Remember when I had that dream about sweating Coronavirus? Well, we might, and dogs might be able to smell it.
In this new study, researchers based in France and Lebanon took sweat samples from the underarms of a total of 177 patients from four hospitals in Paris and one in Beirut — 95 had tested positive for Covid-19, while 82 had tested negative. It was important that both the negative and positive samples came from the same hospitals so the dogs wouldn’t be picking up on a particular “hospital odour,” the researchers said.
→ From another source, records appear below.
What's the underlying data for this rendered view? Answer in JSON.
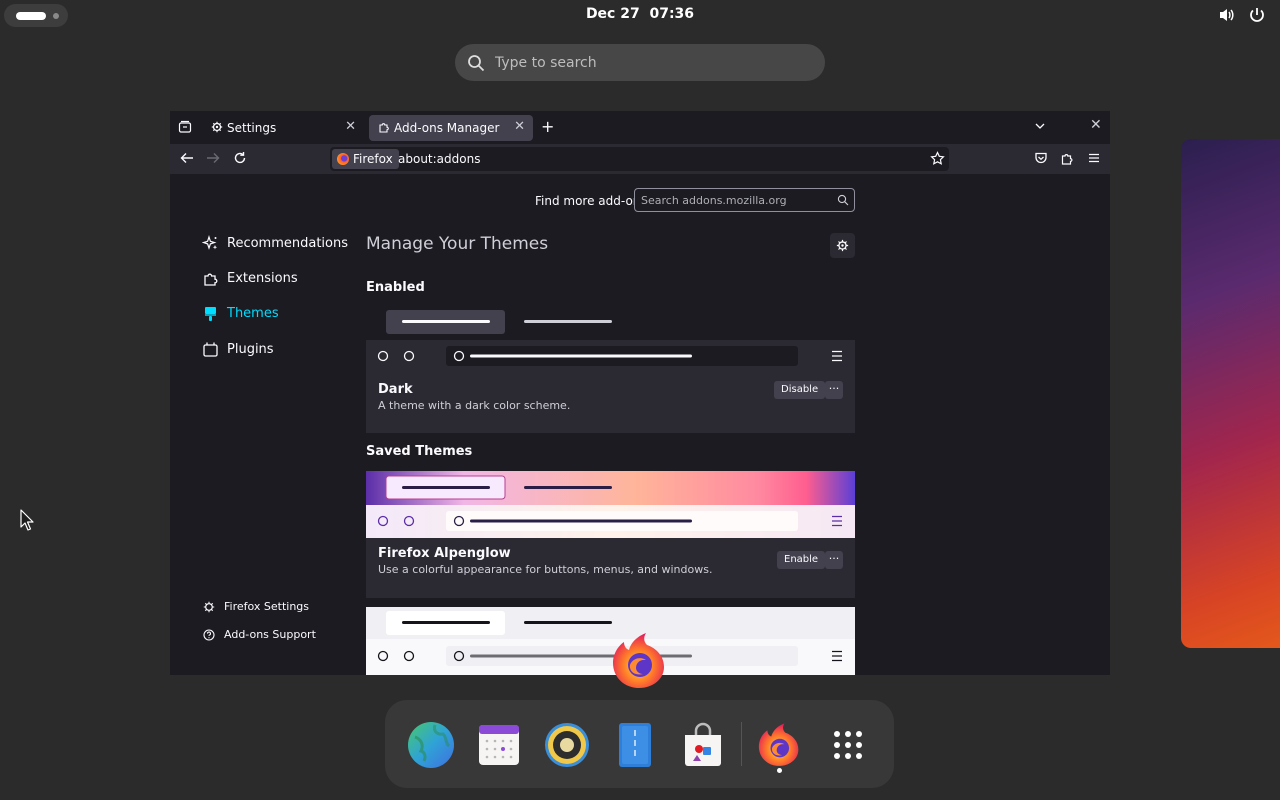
{
  "topbar": {
    "date": "Dec 27",
    "time": "07:36"
  },
  "search": {
    "placeholder": "Type to search"
  },
  "browser": {
    "tabs": [
      {
        "label": "Settings"
      },
      {
        "label": "Add-ons Manager"
      }
    ],
    "identity_label": "Firefox",
    "url": "about:addons"
  },
  "addons": {
    "find_more_label": "Find more add-ons",
    "search_placeholder": "Search addons.mozilla.org",
    "categories": [
      {
        "label": "Recommendations",
        "icon": "sparkle-icon"
      },
      {
        "label": "Extensions",
        "icon": "puzzle-icon"
      },
      {
        "label": "Themes",
        "icon": "brush-icon",
        "selected": true
      },
      {
        "label": "Plugins",
        "icon": "plugin-icon"
      }
    ],
    "footer_links": [
      {
        "label": "Firefox Settings",
        "icon": "gear-icon"
      },
      {
        "label": "Add-ons Support",
        "icon": "help-icon"
      }
    ],
    "heading": "Manage Your Themes",
    "enabled_heading": "Enabled",
    "saved_heading": "Saved Themes",
    "enabled_theme": {
      "name": "Dark",
      "description": "A theme with a dark color scheme.",
      "button": "Disable",
      "more": "···"
    },
    "saved_themes": [
      {
        "name": "Firefox Alpenglow",
        "description": "Use a colorful appearance for buttons, menus, and windows.",
        "button": "Enable",
        "more": "···"
      }
    ]
  },
  "dock": {
    "apps": [
      "browser-globe-icon",
      "calendar-icon",
      "speaker-icon",
      "notes-icon",
      "software-store-icon",
      "firefox-icon",
      "app-grid-icon"
    ]
  }
}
Using some of the sweat samples, they trained 14 dogs that had been working as explosive detection dogs, search and rescue dogs or colon cancer detection dogs to take part in the study. The scientists did not use dogs trained to detect illicit drugs because they could not rule out whether study patients who had provided sweat samples had used prohibited substances.
Six dogs — Guess, Maika, Gun, Oslo, Bella and Jacky — had their sniffing abilities formally tested in the study. Five of them were Belgian Malinois, a common breed for French working dogs, and Jacky was a Jack Russell terrier.
The researchers asked the animals to detect a positive Covid-19 sweat sample in one olfactory cone from a lineup of three to four cones that contained negative, or mock, samples. The scientists believe the dogs pick up on a specific scent produced by volatile organic compounds that are generated by catabolites, substances produced by the replication of the virus that escape the body through sweat.
During the testing period, the dogs did dozens of trials, with a success rate of between 76% to 100%. Jacky and Bella, the two dogs that specialized in detecting colon cancer, had a 100% success rate in the 68 tests they completed.
It’s still a study, but…but…but…people do sweat Coronavirus!
My dreams need to stop coming true immediately, especially since I keep having bad ones lately.